In 1995, the Storyline Entertainment group had signed a deal with The Walt Disney Studios to produce television projects, including musical adaptations of its original film properties. Storyline Entertainment has had success with film musicals, such as Chicago (2002) and Hairspray (2007). On September 6, 2005, Storyline Entertainment had signed a deal with New Line Cinema to a two-year, first look deal in order to develop many theatrical projects on the big screen. Andrea McArdle, who originated the title role in Annie on stage, featured prominently in Zadan's televised version. Chita Rivera appears in Chicago as "Nickie"; she played "Velma Kelly" in the original 1975 production.

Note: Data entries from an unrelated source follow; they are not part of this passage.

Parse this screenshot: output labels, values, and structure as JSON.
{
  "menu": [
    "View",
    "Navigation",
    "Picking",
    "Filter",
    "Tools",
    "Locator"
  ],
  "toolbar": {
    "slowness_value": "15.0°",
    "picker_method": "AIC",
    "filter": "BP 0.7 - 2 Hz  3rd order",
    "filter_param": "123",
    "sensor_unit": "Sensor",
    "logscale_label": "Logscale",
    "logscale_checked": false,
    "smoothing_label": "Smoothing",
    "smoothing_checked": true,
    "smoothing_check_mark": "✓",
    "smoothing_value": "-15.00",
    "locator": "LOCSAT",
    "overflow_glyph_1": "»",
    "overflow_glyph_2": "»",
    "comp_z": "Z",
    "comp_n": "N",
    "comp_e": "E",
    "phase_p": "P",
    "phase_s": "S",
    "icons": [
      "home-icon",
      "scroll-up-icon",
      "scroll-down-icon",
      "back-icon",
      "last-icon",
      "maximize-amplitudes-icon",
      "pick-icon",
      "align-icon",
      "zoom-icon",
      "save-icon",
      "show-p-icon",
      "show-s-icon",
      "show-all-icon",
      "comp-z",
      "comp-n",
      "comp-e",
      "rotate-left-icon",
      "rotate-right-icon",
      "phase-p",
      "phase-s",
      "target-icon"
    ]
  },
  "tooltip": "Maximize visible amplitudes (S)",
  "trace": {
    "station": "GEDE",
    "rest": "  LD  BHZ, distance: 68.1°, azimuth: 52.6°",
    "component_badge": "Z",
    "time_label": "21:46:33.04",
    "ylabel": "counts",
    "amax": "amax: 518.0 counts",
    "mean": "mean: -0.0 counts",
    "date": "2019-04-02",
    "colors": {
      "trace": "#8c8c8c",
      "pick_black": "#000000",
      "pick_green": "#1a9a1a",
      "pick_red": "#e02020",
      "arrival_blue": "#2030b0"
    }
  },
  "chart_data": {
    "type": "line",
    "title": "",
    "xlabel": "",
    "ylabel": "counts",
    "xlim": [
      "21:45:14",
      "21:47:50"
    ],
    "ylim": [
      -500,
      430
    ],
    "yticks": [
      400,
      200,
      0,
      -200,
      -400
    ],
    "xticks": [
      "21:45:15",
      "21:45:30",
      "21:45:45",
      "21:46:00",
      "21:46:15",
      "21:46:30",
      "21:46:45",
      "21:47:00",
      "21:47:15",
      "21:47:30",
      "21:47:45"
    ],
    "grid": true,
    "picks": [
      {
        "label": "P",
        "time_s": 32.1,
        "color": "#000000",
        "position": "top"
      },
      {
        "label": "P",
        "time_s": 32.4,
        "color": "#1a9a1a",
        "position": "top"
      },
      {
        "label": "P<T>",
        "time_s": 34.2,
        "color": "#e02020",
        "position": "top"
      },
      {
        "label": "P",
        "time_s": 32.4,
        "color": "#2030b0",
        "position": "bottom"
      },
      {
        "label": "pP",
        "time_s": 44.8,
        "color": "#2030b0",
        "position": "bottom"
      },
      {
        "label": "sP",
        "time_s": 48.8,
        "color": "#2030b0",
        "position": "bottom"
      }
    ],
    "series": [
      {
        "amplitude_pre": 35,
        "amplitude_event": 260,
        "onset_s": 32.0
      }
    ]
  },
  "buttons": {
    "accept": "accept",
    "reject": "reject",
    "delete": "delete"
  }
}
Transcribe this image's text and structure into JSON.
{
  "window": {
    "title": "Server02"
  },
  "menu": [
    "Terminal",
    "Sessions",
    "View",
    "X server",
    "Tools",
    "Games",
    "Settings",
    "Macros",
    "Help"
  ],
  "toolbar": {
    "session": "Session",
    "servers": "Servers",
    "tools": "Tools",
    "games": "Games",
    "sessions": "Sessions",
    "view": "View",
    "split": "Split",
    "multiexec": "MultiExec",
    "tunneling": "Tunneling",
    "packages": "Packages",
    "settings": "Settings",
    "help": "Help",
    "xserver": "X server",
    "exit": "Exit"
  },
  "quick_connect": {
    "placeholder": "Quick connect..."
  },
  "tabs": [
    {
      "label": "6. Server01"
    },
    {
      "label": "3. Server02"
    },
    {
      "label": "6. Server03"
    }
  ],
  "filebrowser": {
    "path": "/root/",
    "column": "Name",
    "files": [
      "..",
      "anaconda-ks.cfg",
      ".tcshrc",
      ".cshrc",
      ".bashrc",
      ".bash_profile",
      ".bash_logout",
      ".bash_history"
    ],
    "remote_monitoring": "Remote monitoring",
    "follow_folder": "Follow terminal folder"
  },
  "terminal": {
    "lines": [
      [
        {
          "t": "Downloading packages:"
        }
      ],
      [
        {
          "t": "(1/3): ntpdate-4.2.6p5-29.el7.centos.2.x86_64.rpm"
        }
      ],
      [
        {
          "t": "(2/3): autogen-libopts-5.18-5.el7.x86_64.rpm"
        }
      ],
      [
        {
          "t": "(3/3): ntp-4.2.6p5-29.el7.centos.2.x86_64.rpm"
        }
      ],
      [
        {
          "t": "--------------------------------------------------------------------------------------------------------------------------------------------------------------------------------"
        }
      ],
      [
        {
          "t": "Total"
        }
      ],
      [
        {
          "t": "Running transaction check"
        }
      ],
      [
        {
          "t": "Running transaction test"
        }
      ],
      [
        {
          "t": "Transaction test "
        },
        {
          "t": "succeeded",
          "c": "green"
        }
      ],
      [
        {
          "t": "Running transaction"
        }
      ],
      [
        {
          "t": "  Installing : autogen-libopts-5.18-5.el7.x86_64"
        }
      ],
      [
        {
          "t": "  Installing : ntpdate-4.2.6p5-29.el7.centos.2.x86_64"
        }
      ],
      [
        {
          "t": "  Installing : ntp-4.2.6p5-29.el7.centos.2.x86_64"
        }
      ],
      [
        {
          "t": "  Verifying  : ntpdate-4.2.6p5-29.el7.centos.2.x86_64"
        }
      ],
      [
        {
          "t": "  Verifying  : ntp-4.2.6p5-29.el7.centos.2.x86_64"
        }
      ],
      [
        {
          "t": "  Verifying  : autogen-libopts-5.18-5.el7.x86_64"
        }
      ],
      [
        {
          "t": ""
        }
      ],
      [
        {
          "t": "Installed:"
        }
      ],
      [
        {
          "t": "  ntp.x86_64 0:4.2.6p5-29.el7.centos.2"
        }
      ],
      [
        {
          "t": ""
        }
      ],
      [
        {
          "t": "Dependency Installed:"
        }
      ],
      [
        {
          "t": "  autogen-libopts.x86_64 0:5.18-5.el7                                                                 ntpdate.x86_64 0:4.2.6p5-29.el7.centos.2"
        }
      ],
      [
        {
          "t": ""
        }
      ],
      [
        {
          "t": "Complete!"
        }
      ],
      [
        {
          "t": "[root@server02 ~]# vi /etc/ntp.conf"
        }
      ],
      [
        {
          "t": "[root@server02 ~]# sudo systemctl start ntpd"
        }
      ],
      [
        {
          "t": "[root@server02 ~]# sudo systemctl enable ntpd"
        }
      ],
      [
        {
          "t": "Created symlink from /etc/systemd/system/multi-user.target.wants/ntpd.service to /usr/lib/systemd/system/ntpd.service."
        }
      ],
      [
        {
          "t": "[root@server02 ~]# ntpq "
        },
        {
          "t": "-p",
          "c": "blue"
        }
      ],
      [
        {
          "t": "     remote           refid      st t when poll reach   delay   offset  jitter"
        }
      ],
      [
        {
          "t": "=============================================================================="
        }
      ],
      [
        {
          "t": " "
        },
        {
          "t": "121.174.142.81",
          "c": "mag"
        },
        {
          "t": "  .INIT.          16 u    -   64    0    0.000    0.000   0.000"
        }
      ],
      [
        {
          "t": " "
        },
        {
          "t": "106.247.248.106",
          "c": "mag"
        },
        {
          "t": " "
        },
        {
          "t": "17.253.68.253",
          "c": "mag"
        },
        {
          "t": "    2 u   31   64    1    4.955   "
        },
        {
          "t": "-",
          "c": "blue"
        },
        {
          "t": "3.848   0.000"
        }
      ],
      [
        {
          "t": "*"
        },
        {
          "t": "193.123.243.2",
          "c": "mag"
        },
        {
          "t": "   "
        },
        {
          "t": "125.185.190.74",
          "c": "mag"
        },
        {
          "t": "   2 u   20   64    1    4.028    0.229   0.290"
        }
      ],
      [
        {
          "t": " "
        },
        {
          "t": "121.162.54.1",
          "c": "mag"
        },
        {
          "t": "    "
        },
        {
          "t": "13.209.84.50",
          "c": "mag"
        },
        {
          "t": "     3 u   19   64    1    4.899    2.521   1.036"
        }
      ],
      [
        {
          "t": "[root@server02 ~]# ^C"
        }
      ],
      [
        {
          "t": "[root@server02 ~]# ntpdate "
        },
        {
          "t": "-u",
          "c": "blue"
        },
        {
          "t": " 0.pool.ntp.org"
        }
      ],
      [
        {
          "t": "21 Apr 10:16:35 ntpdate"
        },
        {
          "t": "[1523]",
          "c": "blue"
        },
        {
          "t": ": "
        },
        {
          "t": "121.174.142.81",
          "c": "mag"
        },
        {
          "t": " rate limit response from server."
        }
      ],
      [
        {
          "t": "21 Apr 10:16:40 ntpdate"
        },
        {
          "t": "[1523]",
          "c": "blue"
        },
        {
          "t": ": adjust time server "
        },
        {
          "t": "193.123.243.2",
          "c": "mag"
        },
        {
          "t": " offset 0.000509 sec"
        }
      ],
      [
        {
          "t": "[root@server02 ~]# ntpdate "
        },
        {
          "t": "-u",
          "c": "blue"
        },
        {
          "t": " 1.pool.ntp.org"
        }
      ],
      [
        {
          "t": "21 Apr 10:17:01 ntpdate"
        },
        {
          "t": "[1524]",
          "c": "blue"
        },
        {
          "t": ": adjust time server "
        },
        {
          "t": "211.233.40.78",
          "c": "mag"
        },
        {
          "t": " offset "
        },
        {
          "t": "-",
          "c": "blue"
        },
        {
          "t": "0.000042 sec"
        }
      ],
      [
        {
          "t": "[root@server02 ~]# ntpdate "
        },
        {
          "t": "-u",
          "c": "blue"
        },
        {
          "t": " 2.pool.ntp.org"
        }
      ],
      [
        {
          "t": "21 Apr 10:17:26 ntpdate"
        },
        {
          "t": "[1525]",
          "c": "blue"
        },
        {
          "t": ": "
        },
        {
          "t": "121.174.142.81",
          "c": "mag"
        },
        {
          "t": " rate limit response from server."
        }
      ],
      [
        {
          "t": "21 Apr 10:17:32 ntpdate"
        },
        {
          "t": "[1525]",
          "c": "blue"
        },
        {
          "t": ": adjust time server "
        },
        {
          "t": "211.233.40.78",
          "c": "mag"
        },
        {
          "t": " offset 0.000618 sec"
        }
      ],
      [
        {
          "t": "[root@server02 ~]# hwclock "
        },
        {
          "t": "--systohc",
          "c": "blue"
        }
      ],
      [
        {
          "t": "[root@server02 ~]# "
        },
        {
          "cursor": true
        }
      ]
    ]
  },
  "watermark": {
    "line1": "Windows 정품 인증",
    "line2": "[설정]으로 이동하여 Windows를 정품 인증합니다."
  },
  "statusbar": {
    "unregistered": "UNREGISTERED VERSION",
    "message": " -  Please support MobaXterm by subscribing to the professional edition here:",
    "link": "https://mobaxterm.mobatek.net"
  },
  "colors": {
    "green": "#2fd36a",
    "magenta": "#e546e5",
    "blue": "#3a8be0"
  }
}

The film adaptation of Hairspray featured John Waters (writer/director) as "the flasher who lives next door;" Jerry Stiller ("Wilbur Turnblad") as "Mr. Pinky;" and Ricki Lake ("Tracy") as a reporter. On the soundtrack, Lake joins Nikki Blonsky and Marissa Jaret Winokur ("Tracy" from the Broadway production) to sing "Mama I'm a Big Girl Now" over the closing credits, and Harvey Fierstein (Broadway's "Edna") can be heard briefly soon after. Mink Stole ("Tammy" in the original film) appears as the smoking woman on the street whom Waters flashes, and is also seen in the musical number, "Welcome to the 60s". Corey Reynolds ("Seaweed" in the Broadway production) appears on the soundtrack as singer of "Trouble on the Line."

===Later career===
Zadan and Meron produced the Academy Awards telecast from 2013 to 2015.

===Death===
Zadan died on August 20, 2018, at his home in Los Angeles of complications from shoulder replacement surgery at the age of 69.

==Filmography==
- Footloose (1984) (producer)
- Sing (1989) (producer)
- If Looks Could Kill (1991) (producer)
- My Fellow Americans (1996) (executive producer)
- Brian's Song (2001) (executive producer)
- Chicago (2002) (executive producer)
- The Music Man (2003) (executive producer)
- Filthy Gorgeous: The Trannyshack Story (2006) (producer)
- The Banshee and Fin Magee (2007) (producer)
- Hairspray (2007) (producer)
- The Bucket List (2007) (producer)
- Living Proof (2008) (executive producer)
- The Mayor of Castro Street (2009) (producer; about life around Castro Street)
- Fahrenheit 451 (2009) (producer)
- Footloose (2011) (producer)

==Theater==
- Up in One (1979), Broadway, musical revue
- Promises, Promises (2010), Broadway, musical revival
- How to Succeed in Business Without Really Trying (2011), Broadway, musical revival

==Television==
===Series===
- Drop Dead Diva (2009) (executive producer)
- Smash (2012) (executive producer)

===Films===
- Gypsy (1993) (executive producer)
- Serving in Silence: The Margarethe Cammermeyer Story (1995) (executive producer)
- Twists of Terror (1997) (TV) (executive producer)
- Cinderella (1997) (executive producer)
- Annie (1999) (executive producer)
- Double Platinum (1999) (executive producer)
- Lucy (2003) (executive producer)
- The Reagans (2003) (producer)
- Wedding Wars (2006) (producer)
- A Raisin in the Sun (2008) (producer)
- Family Man (2008) (executive producer)
- Steel Magnolias (2012) (TV) (producer)
- Bonnie and Clyde: Dead and Alive (2013) (producer)
- Flint (2017) (producer)

===Live productions===
- The Sound of Music Live! (2013) (TV)
- Peter Pan Live! (2014) (TV)
- The Wiz Live! (2015) (TV)
- Hairspray Live! (2016) (TV)
- Jesus Christ Superstar Live in Concert (2018) (TV)

==Awards ceremonies==
- 16th GLAAD Media Awards (2005) (executive producer)
- 85th Academy Awards (2013) (producer)
- 86th Academy Awards (2014) (producer)
- 87th Academy Awards (2015) (producer)

==Awards and nominations==
In 2008, Zadan and Meron were awarded the Career Achievement Award by the Casting Society of America. He has been nominated for the Emmy Award eight times, along with his co-executive producer Meron (and the respective producers).